Sri Lanka (T20I ranking: 8)
Sri Lanka haven’t had many results coming their way in the shortest format of the game in recent times but led by the belligerent Chamari Athapaththu, will be keen to turn a few heads in the World event.
In Shashikala Siriwardene, they have a world-class spinner in their lineup and the experienced off-spinner will be a vital cog in the Sri Lankan unit. Off-spinner Kavisha Dilhari, left-arm spinner Sugandika Kumari, Inoshi Priyadharshani and captain Athapaththu will all have a role to play in conditions which will be conducive to spinners. The pace department will be led by Eshani Lokusuriyage and with the likes of Hasini Perera, Ama Kanchana and Udeshika Prabodhani Sri Lanka boast of a formidable attack.
Athapaththu will once again lead the batting unit. The 28-year-old turned most heads during a scintillating 178* against Australia in the 2017 World Cup and has since gone from strength to strength. Most recently she hit a solid 115 against India in an ODI in Katunayake but her 20-over form in 2018 has been patchy. She missed the Asia Cup due to dengue fever and has only played eight T20Is in 2018 where she has scored 130 runs at 16.25. Her returns in the Women’s Big Bash League and Women’s Super League were modest as well.

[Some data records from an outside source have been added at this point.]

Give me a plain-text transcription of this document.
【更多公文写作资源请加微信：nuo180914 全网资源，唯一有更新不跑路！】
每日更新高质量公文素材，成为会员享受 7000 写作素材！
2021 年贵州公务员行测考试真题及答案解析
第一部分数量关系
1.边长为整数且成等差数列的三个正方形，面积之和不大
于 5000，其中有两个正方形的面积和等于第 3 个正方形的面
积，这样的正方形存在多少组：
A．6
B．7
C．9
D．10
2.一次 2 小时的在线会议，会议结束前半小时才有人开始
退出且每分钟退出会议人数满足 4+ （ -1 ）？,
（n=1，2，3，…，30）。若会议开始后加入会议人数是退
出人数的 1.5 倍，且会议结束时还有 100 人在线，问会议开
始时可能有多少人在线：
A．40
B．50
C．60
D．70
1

However, she is undoubtedly the most experienced batsman in the lineup and her being in form will be key to Sri Lanka’s chances at the World T20.

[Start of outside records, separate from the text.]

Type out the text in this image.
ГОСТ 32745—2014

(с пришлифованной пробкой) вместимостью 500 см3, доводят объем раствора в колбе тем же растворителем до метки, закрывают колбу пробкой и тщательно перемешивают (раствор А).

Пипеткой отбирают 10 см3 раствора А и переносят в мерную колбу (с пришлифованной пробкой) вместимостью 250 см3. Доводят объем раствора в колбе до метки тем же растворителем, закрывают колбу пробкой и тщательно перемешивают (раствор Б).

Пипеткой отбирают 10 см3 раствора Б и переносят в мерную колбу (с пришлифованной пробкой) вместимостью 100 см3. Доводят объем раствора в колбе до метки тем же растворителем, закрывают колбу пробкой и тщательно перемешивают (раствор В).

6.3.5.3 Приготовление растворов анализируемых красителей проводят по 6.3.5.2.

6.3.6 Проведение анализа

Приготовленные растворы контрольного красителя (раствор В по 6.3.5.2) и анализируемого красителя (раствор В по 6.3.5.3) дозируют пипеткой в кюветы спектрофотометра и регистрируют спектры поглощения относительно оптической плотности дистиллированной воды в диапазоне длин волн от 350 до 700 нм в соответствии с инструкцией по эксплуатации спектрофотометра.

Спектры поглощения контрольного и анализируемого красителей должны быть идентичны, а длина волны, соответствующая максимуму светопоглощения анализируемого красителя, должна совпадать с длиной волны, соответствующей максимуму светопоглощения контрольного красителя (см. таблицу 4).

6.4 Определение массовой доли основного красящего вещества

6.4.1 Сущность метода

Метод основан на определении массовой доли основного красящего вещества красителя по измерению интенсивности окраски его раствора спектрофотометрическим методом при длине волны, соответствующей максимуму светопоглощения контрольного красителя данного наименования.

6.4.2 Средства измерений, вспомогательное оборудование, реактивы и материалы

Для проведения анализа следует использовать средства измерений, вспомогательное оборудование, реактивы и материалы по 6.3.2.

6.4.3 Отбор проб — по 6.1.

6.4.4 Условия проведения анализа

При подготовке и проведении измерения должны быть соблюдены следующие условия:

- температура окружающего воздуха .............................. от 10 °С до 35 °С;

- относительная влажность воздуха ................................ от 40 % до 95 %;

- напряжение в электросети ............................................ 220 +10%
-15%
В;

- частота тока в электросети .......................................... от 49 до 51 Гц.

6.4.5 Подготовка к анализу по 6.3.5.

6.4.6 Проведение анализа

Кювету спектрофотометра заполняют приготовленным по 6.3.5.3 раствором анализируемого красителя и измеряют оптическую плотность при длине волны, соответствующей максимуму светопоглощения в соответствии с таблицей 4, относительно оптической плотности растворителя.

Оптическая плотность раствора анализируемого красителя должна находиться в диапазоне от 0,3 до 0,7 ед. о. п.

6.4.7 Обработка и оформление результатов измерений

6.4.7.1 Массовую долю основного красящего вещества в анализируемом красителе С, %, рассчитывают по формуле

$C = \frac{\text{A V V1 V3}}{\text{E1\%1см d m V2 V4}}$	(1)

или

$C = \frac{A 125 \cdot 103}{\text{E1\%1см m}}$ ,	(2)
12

Sri Lanka have been placed with defending champions Windies, England, South Africa and Bangladesh in Group A. It is a tough group but on their day they are as good a unit as any and that is what Athapaththu will hope when the biennial event gets underway.
Captain’s corner: “This time playing only Women’s T20 World Cup is a good opportunity for the women’s cricketers, so worldwide people can see our talents. So I think it’s a good opportunity for female cricketers and for women’s cricket, really good. I’m really happy about our batting lineup now, new coach, doing a really good job for our team, and a couple of youngsters playing really good, and senior players also doing good. I think this is a good opportunity for our team to come with the best ranking this time, so I think our team is definitely doing good in T20.”
vs England, Saint Lucia – 10 November
vs South Africa, Saint Lucia – 12 November
vs Bangladesh, Saint Lucia – 14 November
vs Windies, Saint Lucia – 16 November
Squad: Chamari Athapaththu ©, Nilakshi de Silva, Kavisha Dilhari, Ama Kanchana, Sugandika Kumari, Eshani Lokusuriyage, Dilani Manodara, Yasoda Mendis, Hasini Perera, Udeshika Prabodhani, Inoshi Priyadharshani, Oshadi Ranasinghe, Shashikala Siriwardene, Rebeca Vandort, Sripali Weerakkody.